As you may have read – see Best of times, worst of times and Train rolls (into the sunset) – my Quest for Inter-City train has been completed. The train I have been building, 7740 Inter-City Passenger Train (12V), was one of two LEGO passenger train sets released in 1980. The other was the 7710 Push-Along Passenger Steam Train. Both 7710 and 7740 included a locomotive, tracks, small station platforms and two passenger wagons each. (There were also 4.5V and 12V freight trains and stand-alone locomotives that year, it was quite an exhaustive launch with Brickset listing a staggering 28 LEGO Trains sets new for 1980 – in comparison, 1991 launched the 9V LEGO Trains with 12 sets and 2006 launched the RC LEGO Trains with only 4 sets.)
I had the 7710 as a child and featured its locomotive earlier in the 1980 LEGO Trains upgrades story.

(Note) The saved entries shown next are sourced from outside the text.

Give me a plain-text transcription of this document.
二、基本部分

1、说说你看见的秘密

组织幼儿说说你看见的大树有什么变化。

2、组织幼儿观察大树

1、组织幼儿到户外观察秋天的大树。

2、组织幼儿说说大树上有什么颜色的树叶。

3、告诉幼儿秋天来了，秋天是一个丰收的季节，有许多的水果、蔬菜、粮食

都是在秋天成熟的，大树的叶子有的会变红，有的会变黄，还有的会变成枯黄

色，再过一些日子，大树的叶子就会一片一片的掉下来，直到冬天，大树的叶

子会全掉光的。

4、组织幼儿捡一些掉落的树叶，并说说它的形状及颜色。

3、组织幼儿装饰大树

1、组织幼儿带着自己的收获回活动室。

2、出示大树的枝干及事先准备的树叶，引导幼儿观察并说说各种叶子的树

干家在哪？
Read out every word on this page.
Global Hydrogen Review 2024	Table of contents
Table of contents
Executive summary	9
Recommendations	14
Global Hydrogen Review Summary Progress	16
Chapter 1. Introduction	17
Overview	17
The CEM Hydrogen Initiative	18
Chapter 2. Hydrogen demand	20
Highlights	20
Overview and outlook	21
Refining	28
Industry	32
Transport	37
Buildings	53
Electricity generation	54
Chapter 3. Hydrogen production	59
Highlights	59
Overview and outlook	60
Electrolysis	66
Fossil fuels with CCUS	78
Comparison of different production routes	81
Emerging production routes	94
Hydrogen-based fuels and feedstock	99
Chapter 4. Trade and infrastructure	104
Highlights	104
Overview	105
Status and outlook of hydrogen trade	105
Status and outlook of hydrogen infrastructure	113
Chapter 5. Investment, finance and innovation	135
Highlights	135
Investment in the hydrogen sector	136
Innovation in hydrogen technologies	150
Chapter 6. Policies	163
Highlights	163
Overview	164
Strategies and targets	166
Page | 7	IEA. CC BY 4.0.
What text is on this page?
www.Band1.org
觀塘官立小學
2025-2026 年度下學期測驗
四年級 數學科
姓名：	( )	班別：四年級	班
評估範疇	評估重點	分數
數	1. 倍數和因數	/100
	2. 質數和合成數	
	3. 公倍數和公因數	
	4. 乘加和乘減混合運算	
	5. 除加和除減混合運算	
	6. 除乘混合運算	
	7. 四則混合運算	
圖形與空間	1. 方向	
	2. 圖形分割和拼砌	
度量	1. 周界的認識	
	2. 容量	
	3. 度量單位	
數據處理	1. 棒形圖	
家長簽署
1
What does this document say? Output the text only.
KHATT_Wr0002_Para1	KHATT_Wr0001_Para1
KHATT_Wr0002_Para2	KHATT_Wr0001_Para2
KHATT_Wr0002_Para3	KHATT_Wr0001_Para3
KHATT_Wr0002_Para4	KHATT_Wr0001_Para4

Now that the 7740 Inter-City Passenger Train is done, I was able to pose the locomotives next to each other. Below is the yellow/red 7740 Inter-City Passenger Train locomotive next to the black 7710 Push-Along Passenger Steam Train locomotive. This picture really tells the story of my reaction to the 7740 Inter-City Passenger Train better than any words would… it is absolutely huge! This was evident from the first moments of building and now that the train is done, with all the weights and wagons, it is even more so.
Not that this really should come as a surprise to me. The LEGO train baseplate, which the 7740 Inter-City Passenger Train introduced to the world and which is still used with slight variations in modern LEGO trains, is 6×28 – where as the 7710 Push-Along Passenger Steam Train uses a 1980s LEGO Trains near-exclusive 6×16 train base. The 7740 Inter-City Passenger Train also spills a stud-length over the front and rear edges, so the locomotive is really a little over 6×30 in size, plus the bumpers – roughly twice the length of the 7710 locomotive. Their two wagons have the same base sizes, 6×28 vs. 6×16, so the overall size difference between these trains is considerable. (Afterwards the 6×16 train base was only used in one wagon set in 1991, the 4536 Blue Hopper Car, which seemed like a move to unload old parts as the base was meant for 12V locomotive motor upgrades, but in the wagon it was used cleverly for an underneath hatch.)
The length of the 7740 locomotive is not the only thing that surprised me – the second thing is its weight. With the 12V train motor and two 2x6x2 train weights, plus all the regular bricks that go into the fairly detailed build, the 7740 locomotive weighs 576 grams or 20.3 ounces. Compared to this, the push-along 7710 locomotive (which lacks motor and weights) at 153 grams, 5.4 ounces, feels feathery light. The 7740 locomotive weighs almost four times as much. As a result, the 7740 locomotive feels almost unlegolike, picking it up seems like you could really hurt someone with it. (If Brickset is accurate, there is a total of 786 pieces in the whole 7740 set and 447 pieces in 7710.)